Why Hollywood is making it rain on the YouTube ecosystem and why it's only beginning

By Michael Carney , written on April 7, 2014

From The News Desk

After Dreamworks Animation acquired YouTube multi-channel network (MCN) AwesomenessTV, a prominent online video investor predicted to Pando that the category was ripe for consolidation and Hollywood M&A execs were beginning to lick their chops. That investor was Greycroft Ventures’ Mark Terbeek and his words at the time were, “I think [the space is] going to get wild in terms of transactions.”

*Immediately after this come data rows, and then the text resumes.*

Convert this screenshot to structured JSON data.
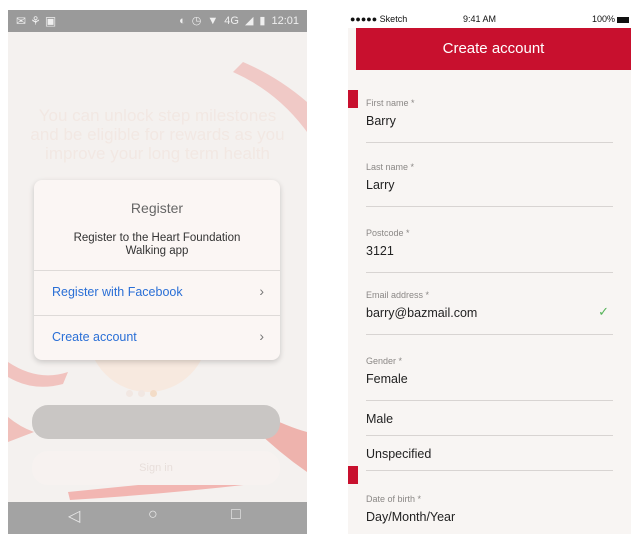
{
  "left_screen": {
    "status_bar": {
      "icons": [
        "notification-icon",
        "usb-icon",
        "image-icon"
      ],
      "right_icons": [
        "cast-icon",
        "alarm-icon",
        "wifi-icon",
        "4g-icon",
        "signal-icon",
        "battery-icon"
      ],
      "time": "12:01"
    },
    "background_text": "You can unlock step milestones and be eligible for rewards as you improve your long term health",
    "register_dialog": {
      "title": "Register",
      "description": "Register to the Heart Foundation Walking app",
      "options": [
        {
          "label": "Register with Facebook",
          "chevron": "›"
        },
        {
          "label": "Create account",
          "chevron": "›"
        }
      ]
    },
    "signin_label": "Sign in",
    "nav_bar": {
      "back": "◁",
      "home": "○",
      "recents": "□"
    },
    "colors": {
      "accent_link": "#2a6fd6",
      "swoosh": "#c8102e"
    }
  },
  "right_screen": {
    "status_bar": {
      "carrier": "●●●●● Sketch",
      "time": "9:41 AM",
      "battery": "100%"
    },
    "header_title": "Create account",
    "fields": [
      {
        "label": "First name *",
        "value": "Barry"
      },
      {
        "label": "Last name *",
        "value": "Larry"
      },
      {
        "label": "Postcode *",
        "value": "3121"
      },
      {
        "label": "Email address *",
        "value": "barry@bazmail.com",
        "valid": true,
        "check": "✓"
      },
      {
        "label": "Gender *",
        "value": "Female"
      }
    ],
    "gender_options": [
      "Male",
      "Unspecified"
    ],
    "dob": {
      "label": "Date of birth *",
      "value": "Day/Month/Year"
    },
    "colors": {
      "header": "#c8102e",
      "valid": "#57b45a"
    }
  }
}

Terbeek may have been a few months early in his prediction, and he may have failed to foresee the anti-YouTube backlash unleashed by creators during the second half of last year – temporary as its effects appear to have been – but his words now appear prescient. The checks, be they in the form of strategic investments or acquisitions, are flying from old Hollywood down to the green fields of YouTube.

Just two weeks ago, Disney dropped the biggest check yet in the online video ecosystem, acquiring MCN-category 800 pound gorilla Maker Studios in a deal that could be valued up to $950 million. (A deal reminiscent of its August 2007 acquisition of kids content website Club Penguin for $700 million, although Disney will hope this one turns out better.) Days later, Awesomeness (via Dreamworks) snapped up its LA neighbor Big Frame in a $15 million deal giving it access to an additional 300 channels, 39 million subscribers, and 3.4 lifetime billion views around categories including fashion, beauty, fitness, and music.

In the weeks preceding the Disney bombshell, Warner Brothers led an $18 million debt round in gamer-focused MCN Machinima, which shortly thereafter named former cable TV exec Chad Gutstein as its new Chief Executive. Fullscreen also raised a $30 million Series A round in June 2013 made up entirely of strategics: The Chernin Group, Comcast Ventures, and WPP Digital. Warner Brothers parent Time Warner Inc. had previously led Maker Studios’ December 2012 Series C round, earning up to a 4.75-times return on its recent exit.

It’s unlikely that Time Warner’s objective in backing Maker was purely to generate  a financial return – a $100 million best case scenario payout hardly moves the needle for a $59 billion company generating $29 billion in revenue and $8 billion in earnings. More importantly, the Maker and Machinima deals have let the Warner entertainment conglomerate peek under the hood of a few YouTube challengers, thereby gathering an intimate understanding of the state of the online video platform many are calling “the future of TV.”

AwesomenessTV, being the original Hollywood acquisition in the YouTube space, continues to offer entertainment execs the best glimpse into the long-term potential for such deals. In its February 25 earnings call, Dreamworks revealed that over the last 10 months Awesomeness had grown monthly video views 300 percent to 3.2 billion and increased subscribers 160 percent to 37 million over the same time. In other words, if reaching new teen and millennial audiences and driving engagement were the goal, acquiring Awesomeness has been a raging success.

Dreamworks said nothing of monetization or profitability of the digital video group, but given the inherent advantages of producing content and selling advertising at Hollywood scale, it stands to reason that these metrics improved as well. The company noted that it expects to pay $96.5 million of the possible $117 million in post-acquisition consideration owed to AwesomenessTV’s sellers “based on adjusted EBITDA targets for 2014 and 2015.”

What the above deals demonstrate is that Hollywood is beginning to view the YouTube space as more than a hobby. We're three years into the premium-content experiment on YouTube and the leaders in the category are more clear than ever. Expect the incumbent studios to look more and more seriously at investments and acquisitions in the space. After all, if you can't build it, buy it.